UE CONTRO RECLUTAMENTO MINORI
Antoci: “Approvazione risoluzione passo avanti importante”.
Strasburgo, 18 giugno 2026 – Il Parlamento europeo ha approvato una risoluzione dedicata al crescente fenomeno del reclutamento dei minori da parte della criminalità organizzata, riconoscendo per la prima volta a livello europeo la gravità di una strategia criminale che coinvolge sempre più bambini e adolescenti nelle attività delle mafie e delle organizzazioni criminali.
L’europarlamentare del Movimento 5 Stelle Giuseppe Antoci, tra i relatori della risoluzione, ha chiesto un’azione europea coordinata per prevenire lo sfruttamento dei minori, colpire duramente i reclutatori e offrire ai giovani percorsi concreti di riscatto e inclusione.
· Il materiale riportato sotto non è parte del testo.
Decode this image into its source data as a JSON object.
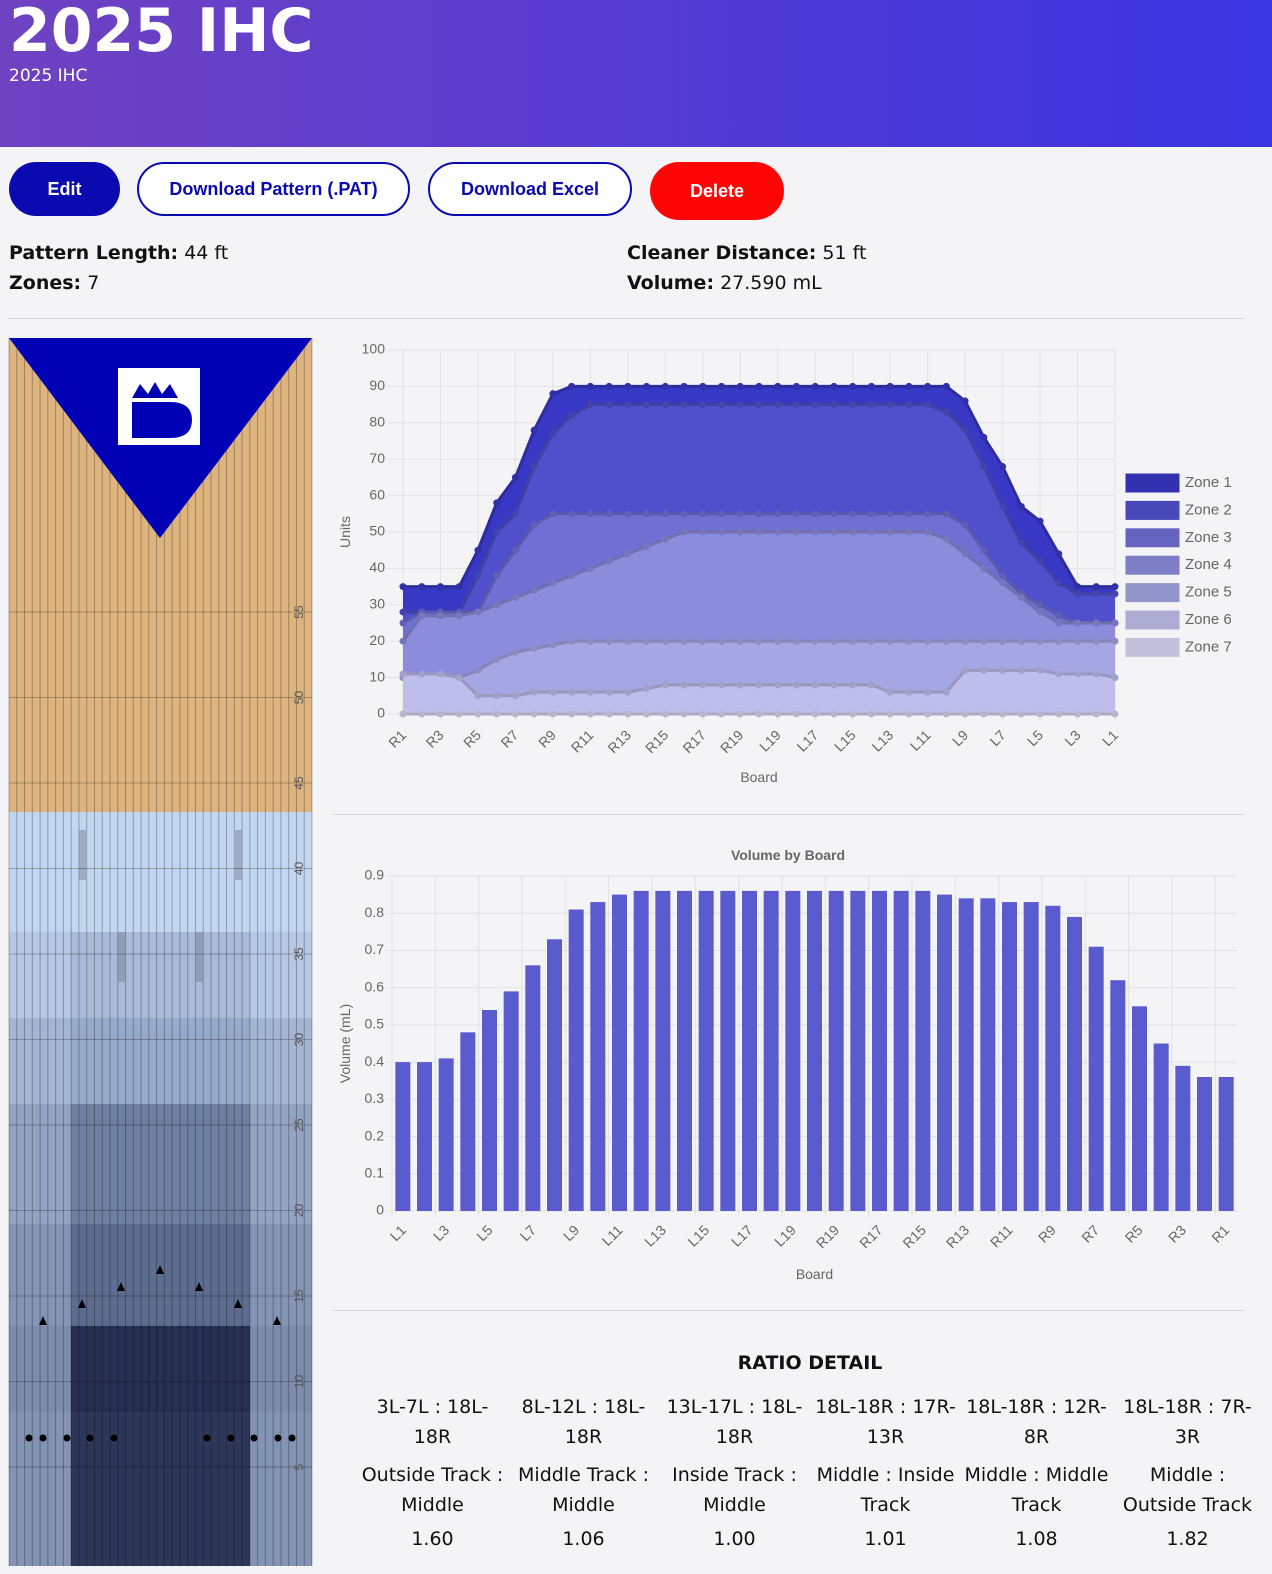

“Le mafie non si limitano più a controllare territori e affari illeciti. Oggi puntano direttamente ai nostri ragazzi, ai più fragili, ai più esposti, trasformandoli in strumenti usa e getta per il traffico di droga, la violenza e la criminalità. È un attacco al futuro delle nostre comunità e dell’Europa intera”, dichiara Antoci.
“Un ragazzo reclutato dalla criminalità organizzata non è il problema: è il sintomo di un fallimento sociale che le mafie sfruttano senza scrupoli. Per questo dobbiamo colpire chi recluta, chi finanzia e chi dirige queste reti criminali, senza criminalizzare le vittime”, conclude Antoci.
La risoluzione approvata dal Parlamento europeo punta a rafforzare la cooperazione tra gli Stati membri, migliorare il monitoraggio del fenomeno, contrastare il reclutamento online attraverso social network e piattaforme digitali e investire in scuola, sport, servizi sociali e opportunità lavorative nei territori più vulnerabili.